# Task: Implement Batch Gradient Descent with early stopping for Softmax Regression (without using Scikit-Learn).

In [13]:
from sklearn import datasets
iris = datasets.load_iris()
list(iris.keys())

['data',
 'target',
 'frame',
 'target_names',
 'DESCR',
 'feature_names',
 'filename',
 'data_module']

In [19]:
import numpy as np


X = iris['data'][:, (2, 3)]   # petal length, petal width
X = np.c_[np.ones([len(X), 1]), X]  # add bias term
y = iris['target']

In [21]:
np.random.seed(2042)

test_ratio = 0.2
validation_ratio = 0.2
total_size = len(y)

test_size = int(total_size * test_ratio)
validation_size = int(total_size * validation_ratio)
train_size = total_size - test_size - validation_size

rnd_indices = np.random.permutation(total_size)

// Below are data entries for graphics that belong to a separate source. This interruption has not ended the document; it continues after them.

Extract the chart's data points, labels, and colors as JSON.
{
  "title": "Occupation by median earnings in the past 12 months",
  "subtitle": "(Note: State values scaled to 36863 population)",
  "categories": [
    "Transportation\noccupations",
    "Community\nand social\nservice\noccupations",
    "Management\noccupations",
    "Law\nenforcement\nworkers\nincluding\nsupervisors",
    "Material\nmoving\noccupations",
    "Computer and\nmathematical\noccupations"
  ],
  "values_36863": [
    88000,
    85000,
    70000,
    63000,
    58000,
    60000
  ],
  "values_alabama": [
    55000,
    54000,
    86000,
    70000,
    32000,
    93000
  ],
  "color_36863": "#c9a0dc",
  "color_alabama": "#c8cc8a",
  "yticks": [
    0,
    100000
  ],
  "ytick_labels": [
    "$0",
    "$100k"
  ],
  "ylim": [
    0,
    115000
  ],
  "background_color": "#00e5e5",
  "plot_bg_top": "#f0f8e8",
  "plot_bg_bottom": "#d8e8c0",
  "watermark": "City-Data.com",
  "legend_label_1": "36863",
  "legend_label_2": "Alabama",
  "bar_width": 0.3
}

X_train = X[rnd_indices[:train_size]]
X_valid = X[rnd_indices[train_size:-test_size]]
X_test = X[rnd_indices[-test_size:]]
y_train = y[rnd_indices[:train_size]]
y_valid = y[rnd_indices[train_size:-test_size]]
y_test = y[rnd_indices[-test_size:]]


In [41]:
def one_hot_encoding(y):
    n_classes = y.max() + 1
    m = len(y)
    Y_one_hot = np.zeros((m, n_classes))
    Y_one_hot[np.arange(m), y] = 1
    return Y_one_hot


def train(X_train, y_train, X_valid, y_valid):
    y_train_encoded = one_hot_encoding(y_train)
    y_valid_encoded = one_hot_encoding(y_valid)
    theta = gradient_descent(X_train, y_train_encoded, X_valid, y_valid_encoded)
    print()
    print(theta, end='\n\n')
    return theta


def gradient_descent(X_train, y_train, X_valid, y_valid, eta=0.1,
                     n_iterations=5000, epsilon=1e-7, alpha=0.1):
    m = X_train.shape[0]  # number of rows
    output_number = len(np.unique(y_train, axis=0))
    input_number = X_train.shape[1]
    theta = np.random.randn(input_number, output_number)
    best_loss = np.infty

    for iteration in range(1, n_iterations+1):
        z = X_train.dot(theta)
        y_train_prob = softmax(z)
        error = y_train_prob - y_train
        gradients = 1/m * X_train.T.dot(error)
        theta -= eta * gradients

        valid_z = X_valid.dot(theta)
        y_valid_prob = softmax(valid_z)
        # logarithm will alway_trains be negative, so we add -
        cross_entropy_train_loss = -np.mean(
            np.sum(y_valid * np.log(y_valid_prob + epsilon), axis=1)
            )
        l2_loss = 1/2 * np.sum(np.square(theta[1:]))
        loss = cross_entropy_train_loss + alpha * l2_loss

        if iteration % 500 == 0:
            print(iteration, loss)
        if loss < best_loss:
            best_loss = loss
        else:
            print(iteration-1, best_loss)
            print(iteration, loss, "early stopping!")
            break

    return theta


def softmax(z):
    y_prob = np.exp(z) / np.sum(np.exp(z), axis=1, keepdims=True)
    return y_prob


theta = train(X_train, y_train, X_valid, y_valid)


220 1.2509798944267723
221 1.2509816824306497 early stopping!

[[ 1.37621026 -0.3677057  -2.15691583]
 [ 0.4160048   0.08952304  0.36678774]
 [-1.32032754  2.27451352  2.68778647]]



In [42]:
logits = X_valid.dot(theta)
Y_proba = softmax(logits)
y_predict = np.argmax(Y_proba, axis=1)

accuracy_score = np.mean(y_predict == y_valid)
accuracy_score

0.9

In [43]:
logits = X_test.dot(theta)
Y_proba = softmax(logits)
y_predict = np.argmax(Y_proba, axis=1)

accuracy_score = np.mean(y_predict == y_test)
accuracy_score

0.9